Wednesday, August 12, 2009

Senior Year Preview

I have wrestled with the idea of doing this article. It sounds like a cool idea, but there is so much to touch on. So, as of yesterday, this idea was dead. Today, after work, I received a sign from God much like Jesus and Abraham. I got an email from a teacher telling me to get a book, read it, expect a full day of work on day 1, and a homework list. Fuck life. When I say going back to school on Saturday, I mean go out and party, not school. So, fuck that and let's roll with the preview four years in the making. It is going to be bigger than the Olympics, World Cup, or any reunion Rolling Stones tour.

This is dedicated to the first night of school. The first time you threw up. To that weird roommate. To that cool roommate. To that party you wanna remember. To that random hook up. To that hook up you loved but hated the next day. To person you talked to for a while and now ignore. To that girl/guy. To that football game. To that session. To that bar fight. To all those times and more.

1703: Team Michael vs. Team Feldblatt. A battle brewing for many decades, perhaps in a previous life. Divided, this room will grow stronger (suck on that Lincoln). We will branch out and take over the floor with our rude and fun behavior.

The Players:
Michael P aka Handsome Bob- As a youth, he spent too long in front of mirror. Blinded by his stunning good lucks, he hopes to one day fuck himself. On the other side of that, he is unfazed in beer pong due to his supreme confidence. Currently, he wants to join the famous Luftwaffe or Tuskegee Airmen, but does not understand why he is not being accepted.

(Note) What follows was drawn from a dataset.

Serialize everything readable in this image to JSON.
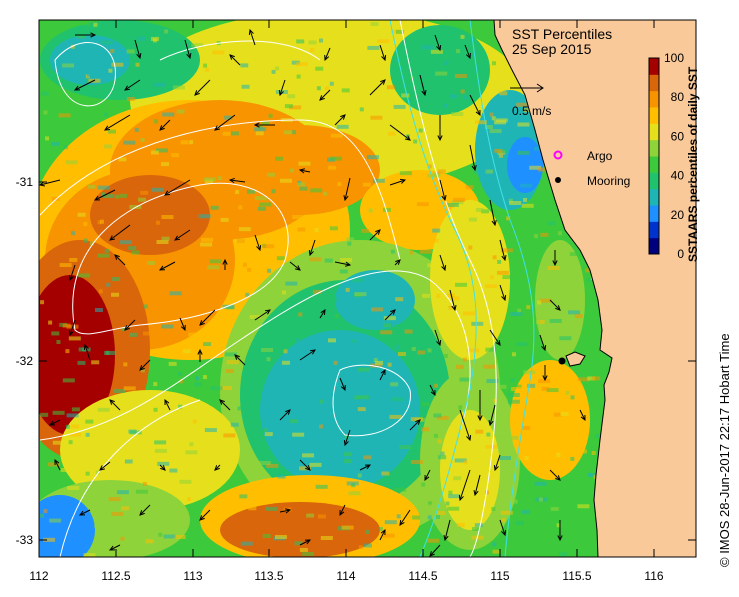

Michael J aka Bruce Banner- Banner is the man who becomes the Hulk when angry. Michael is a smart man who becomes Barney Gumble and Homer Simpson with 3 beers. Once claimed he could drink 14 shots, and failed. Recently scalped by Eli Roth, Brad Pitt, and Quentin Tarintino. Guest Blogger and potential law student, he struggles to find a cure for that and for a diet of pure Kashi Go Lean. Fighting for a cure. Unfortunately, that balcony spells bad news.

Kornelius aka The Animal- His sobriety makes Jaco look normal. Once a promising football star, now just a slow Jew. After several steroid treatments, he gave up on football to become an advertising executive like Don Draper, but more of a pervert and less hot women. He is the muscles of Team Feldblatt and will back up all of my drunken shit talking. His one weakness is that he cannot find his drinking mug.

Feld aka Smartest Man You Know- A shit talking Jew for a world with too many rappers and not enough MCs. When not ripping shots, he is dragging you down to his level. Few can match his pessimism and bleak outlook on life. He also has been know to prank with the best of him (shit in your closet). Being named Propaganda Chair of Sigma Alpha Mu has taught him the many ways of propaganda reaching from Nazi Germany to the Taliban. Constantly referring to disasters "too soon" and might not have a soul.

The games begin Saturday and end when each team looses a teammate to death by balcony or rape charge.

For the rest of you, there will be large amounts of drinking, blacking out, and other stupid shit. Bitter sweet, but I get to come back one more year.

Thoughts:
  • Mad Men Season 3 Sunday
  • New Team Name option: The Inglorious Basterds
  • I might be the oldest person to attend a rush party next year. Maybe this year, but if I attend next year, I will set the record. Nice.
  • Man goes to baseball game is shocked...by taser.